We evaluate the metamorphic conditions (P, T, and fluid composition), resultant fluid flux, and gold mineralization in the Hutti-Maski greenstone belt, eastern Dharwar craton, southern India, from the integrated study of three working mines (Hutti, Uti, and Hira-Buddini). In the observed D1 to D5 deformation sequence at Hutti, the proximal biotite alteration zones, containing isoclinally folded quartz veins (D2) and the laminated fault-fill veins (D3) are auriferous. The absence of extension or extensional shear veins implies that the pore fluid pressure was ≤σ 3 + T, where T is the tensile strength of the greenstones. Important auriferous vein structures of the Hira-Buddini mine are the fault-fill veins that run along the steeply dipping, reverse, brittle-ductile shear zone and shallow-dipping, sigmoidal extension veins (Pf ≤σ 3 + T). Metabasites from Hutti record amphibolite facies conditions (3–5 kbars and ~650°C) as the probable peak metamorphic P-T. A clockwise P-T-t path could be established for the Uti region, from garnetiferous amphibolite and garnet biotite schist, with peak P-T reaching amphibolite facies conditions (~6 kbars and 650°–700°C). The deduced path can be explained by a subduction-related compressional to transpressional tectonic setting, invoked for the Dharwar craton. The estimated average enthalpy change for the relevant dehydration and decarbonation is about 75 kJ, which is necessary to release one mol of H2O + CO2. By assuming volatile release between 400° and 600°C, the total heat required to metamorphose a kilogram of an average mafic rock is ~235 kJ. Furthermore, by considering 3 percent volatile loss during metamorphism, the maximum rate of volatile production is 28.98 kg·cm−2my−1.

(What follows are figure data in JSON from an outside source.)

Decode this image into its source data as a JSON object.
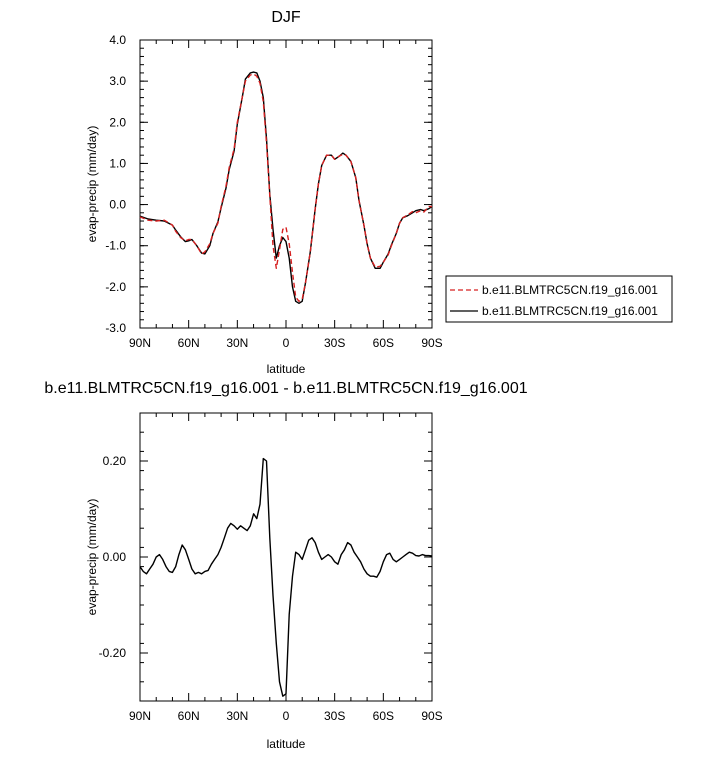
{
  "chart_data": [
    {
      "type": "line",
      "title": "DJF",
      "xlabel": "latitude",
      "ylabel": "evap-precip (mm/day)",
      "xlim": [
        90,
        -90
      ],
      "ylim": [
        -3.0,
        4.0
      ],
      "x_tick_values": [
        90,
        60,
        30,
        0,
        -30,
        -60,
        -90
      ],
      "x_tick_labels": [
        "90N",
        "60N",
        "30N",
        "0",
        "30S",
        "60S",
        "90S"
      ],
      "y_tick_values": [
        4.0,
        3.0,
        2.0,
        1.0,
        0.0,
        -1.0,
        -2.0,
        -3.0
      ],
      "y_tick_labels": [
        "4.0",
        "3.0",
        "2.0",
        "1.0",
        "0.0",
        "-1.0",
        "-2.0",
        "-3.0"
      ],
      "legend_position": "right",
      "series": [
        {
          "name": "b.e11.BLMTRC5CN.f19_g16.001",
          "color": "#d62020",
          "dash": "dashed",
          "x": [
            90,
            85,
            80,
            75,
            70,
            68,
            65,
            62,
            60,
            58,
            55,
            52,
            50,
            47,
            45,
            42,
            40,
            37,
            35,
            32,
            30,
            27,
            25,
            22,
            20,
            18,
            16,
            14,
            12,
            10,
            8,
            6,
            4,
            2,
            0,
            -2,
            -4,
            -6,
            -8,
            -10,
            -12,
            -15,
            -18,
            -20,
            -22,
            -25,
            -28,
            -30,
            -33,
            -35,
            -37,
            -40,
            -43,
            -45,
            -48,
            -50,
            -52,
            -55,
            -58,
            -60,
            -63,
            -65,
            -68,
            -70,
            -72,
            -75,
            -78,
            -80,
            -83,
            -85,
            -88,
            -90
          ],
          "y": [
            -0.3,
            -0.38,
            -0.4,
            -0.38,
            -0.5,
            -0.65,
            -0.8,
            -0.88,
            -0.85,
            -0.85,
            -1.0,
            -1.2,
            -1.15,
            -0.95,
            -0.7,
            -0.45,
            -0.05,
            0.45,
            0.9,
            1.35,
            2.0,
            2.6,
            3.0,
            3.15,
            3.17,
            3.12,
            2.95,
            2.5,
            1.5,
            0.2,
            -1.0,
            -1.55,
            -1.1,
            -0.6,
            -0.55,
            -0.95,
            -1.65,
            -2.25,
            -2.35,
            -2.3,
            -1.9,
            -1.15,
            -0.1,
            0.5,
            0.95,
            1.2,
            1.2,
            1.1,
            1.18,
            1.22,
            1.2,
            1.05,
            0.65,
            0.1,
            -0.5,
            -0.95,
            -1.3,
            -1.52,
            -1.5,
            -1.4,
            -1.22,
            -1.0,
            -0.7,
            -0.45,
            -0.32,
            -0.25,
            -0.17,
            -0.2,
            -0.15,
            -0.18,
            -0.05,
            -0.05
          ]
        },
        {
          "name": "b.e11.BLMTRC5CN.f19_g16.001",
          "color": "#000000",
          "dash": "solid",
          "x": [
            90,
            85,
            80,
            75,
            70,
            68,
            65,
            62,
            60,
            58,
            55,
            52,
            50,
            47,
            45,
            42,
            40,
            37,
            35,
            32,
            30,
            27,
            25,
            22,
            20,
            18,
            16,
            14,
            12,
            10,
            8,
            6,
            4,
            2,
            0,
            -2,
            -4,
            -6,
            -8,
            -10,
            -12,
            -15,
            -18,
            -20,
            -22,
            -25,
            -28,
            -30,
            -33,
            -35,
            -37,
            -40,
            -43,
            -45,
            -48,
            -50,
            -52,
            -55,
            -58,
            -60,
            -63,
            -65,
            -68,
            -70,
            -72,
            -75,
            -78,
            -80,
            -83,
            -85,
            -88,
            -90
          ],
          "y": [
            -0.28,
            -0.35,
            -0.38,
            -0.4,
            -0.5,
            -0.62,
            -0.78,
            -0.9,
            -0.88,
            -0.85,
            -1.0,
            -1.18,
            -1.2,
            -1.0,
            -0.7,
            -0.42,
            -0.08,
            0.4,
            0.85,
            1.3,
            1.95,
            2.6,
            3.05,
            3.2,
            3.22,
            3.2,
            3.0,
            2.6,
            1.6,
            0.25,
            -0.6,
            -1.3,
            -1.0,
            -0.8,
            -0.9,
            -1.3,
            -2.0,
            -2.35,
            -2.4,
            -2.35,
            -1.9,
            -1.15,
            -0.1,
            0.5,
            0.95,
            1.2,
            1.2,
            1.1,
            1.18,
            1.25,
            1.2,
            1.05,
            0.65,
            0.1,
            -0.5,
            -0.95,
            -1.3,
            -1.55,
            -1.55,
            -1.4,
            -1.2,
            -0.98,
            -0.7,
            -0.45,
            -0.32,
            -0.27,
            -0.2,
            -0.15,
            -0.12,
            -0.15,
            -0.1,
            -0.05
          ]
        }
      ]
    },
    {
      "type": "line",
      "title": "b.e11.BLMTRC5CN.f19_g16.001 - b.e11.BLMTRC5CN.f19_g16.001",
      "xlabel": "latitude",
      "ylabel": "evap-precip (mm/day)",
      "xlim": [
        90,
        -90
      ],
      "ylim": [
        -0.3,
        0.3
      ],
      "x_tick_values": [
        90,
        60,
        30,
        0,
        -30,
        -60,
        -90
      ],
      "x_tick_labels": [
        "90N",
        "60N",
        "30N",
        "0",
        "30S",
        "60S",
        "90S"
      ],
      "y_tick_values": [
        0.2,
        0.0,
        -0.2
      ],
      "y_tick_labels": [
        "0.20",
        "0.00",
        "-0.20"
      ],
      "series": [
        {
          "color": "#000000",
          "dash": "solid",
          "x": [
            90,
            88,
            86,
            84,
            82,
            80,
            78,
            76,
            74,
            72,
            70,
            68,
            66,
            64,
            62,
            60,
            58,
            56,
            54,
            52,
            50,
            48,
            46,
            44,
            42,
            40,
            38,
            36,
            34,
            32,
            30,
            28,
            26,
            24,
            22,
            20,
            18,
            16,
            14,
            12,
            10,
            8,
            6,
            4,
            2,
            0,
            -2,
            -4,
            -6,
            -8,
            -10,
            -12,
            -14,
            -16,
            -18,
            -20,
            -22,
            -24,
            -26,
            -28,
            -30,
            -32,
            -34,
            -36,
            -38,
            -40,
            -42,
            -44,
            -46,
            -48,
            -50,
            -52,
            -54,
            -56,
            -58,
            -60,
            -62,
            -64,
            -66,
            -68,
            -70,
            -72,
            -74,
            -76,
            -78,
            -80,
            -82,
            -84,
            -86,
            -88,
            -90
          ],
          "y": [
            -0.02,
            -0.03,
            -0.035,
            -0.025,
            -0.015,
            0.0,
            0.005,
            -0.005,
            -0.02,
            -0.03,
            -0.032,
            -0.02,
            0.005,
            0.025,
            0.015,
            -0.005,
            -0.025,
            -0.035,
            -0.032,
            -0.035,
            -0.03,
            -0.028,
            -0.015,
            -0.005,
            0.005,
            0.02,
            0.04,
            0.06,
            0.07,
            0.065,
            0.058,
            0.065,
            0.06,
            0.055,
            0.065,
            0.09,
            0.08,
            0.11,
            0.205,
            0.2,
            0.04,
            -0.08,
            -0.18,
            -0.26,
            -0.29,
            -0.285,
            -0.12,
            -0.04,
            0.01,
            0.005,
            -0.005,
            0.015,
            0.035,
            0.04,
            0.03,
            0.01,
            -0.005,
            0.0,
            0.005,
            0.0,
            -0.01,
            -0.015,
            0.005,
            0.015,
            0.03,
            0.025,
            0.01,
            0.0,
            -0.01,
            -0.025,
            -0.035,
            -0.04,
            -0.04,
            -0.042,
            -0.03,
            -0.01,
            0.005,
            0.008,
            -0.005,
            -0.01,
            -0.005,
            0.0,
            0.005,
            0.01,
            0.008,
            0.003,
            0.002,
            0.005,
            0.003,
            0.003,
            0.002
          ]
        }
      ]
    }
  ]
}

Gold mineralization at Hutti took place on the metamorphic retrograde path beginning with initial alteration (and sulfidation) at upper greenschist facies. After a protracted phase of fluid evolution, the mineralization culminated with the formation of auriferous laminated quartz veins at lower greenschist facies. The ore fluid had a ∑S content ~0.1 m, and a decrease in both fO2 (and pH) caused the precipitation of gold in the proximal biotite zone from a hydrothermal solution containing Au(HS2). Fluid inclusions in D2 quartz veins within the proximal zone comprise a unique assemblage of five distinct types of carbonic inclusions containing variable proportions of CO2, CH4, graphite daughter products, and H2O. Precipitation of thin films of graphite in the inner walls of carbonic inclusions is interpreted to be the result of reaction between CO2 and CH4 (CO2 + CH4 = 2C + 2H2O) within those inclusions that were trapped at >400°C and contained sufficient CH4. Entrapment of these carbonic and aqueous inclusions followed phase separation of the initial aqueous-carbonic fluid during a decompression event. Simultaneous entrapment of coeval and cogenetic aqueous and carbonic inclusions in D3 auriferous laminated quartz veins was due to phase separation of fluid of broadly similar composition but at lower temperature. Accordingly, gold precipitation in these veins may have been a result of decrease in ∑S content of the aqueous fluid rather than the wall-rock sulfidation and fO2 decrease, as in the biotite zone. Thus, gold precipitation at Hutti, in the proximal alteration zone and laminated veins occurred over a range of temperatures and by several mechanisms. As in the Hutti deposit, mineralization at Uti occurred on the meta-morphic retrograde path. Mass-balance calculations indicate introduction of SiO2, K2O, S, As, and Zr and depletion of CaO in the mineralized portion.

Gold at Hira-Buddini is recovered both from the wall-rock mylonites and from the fault-fill and sigmoidal extension veins. The sigmoidal extension veins contain numerous aqueous as well as carbonic inclusions in close association, showing large density variation within single clusters. Such variation points to pressure cycling or operation of a fault-valve during the formation of these extensional veins. Occurrence of gold within these veins implies that phase separation during sudden pressure drops caused gold precipitation. Thus, a striking characteristic of this belt is the variability in the style of mineralization and fluid evolution among the deposits.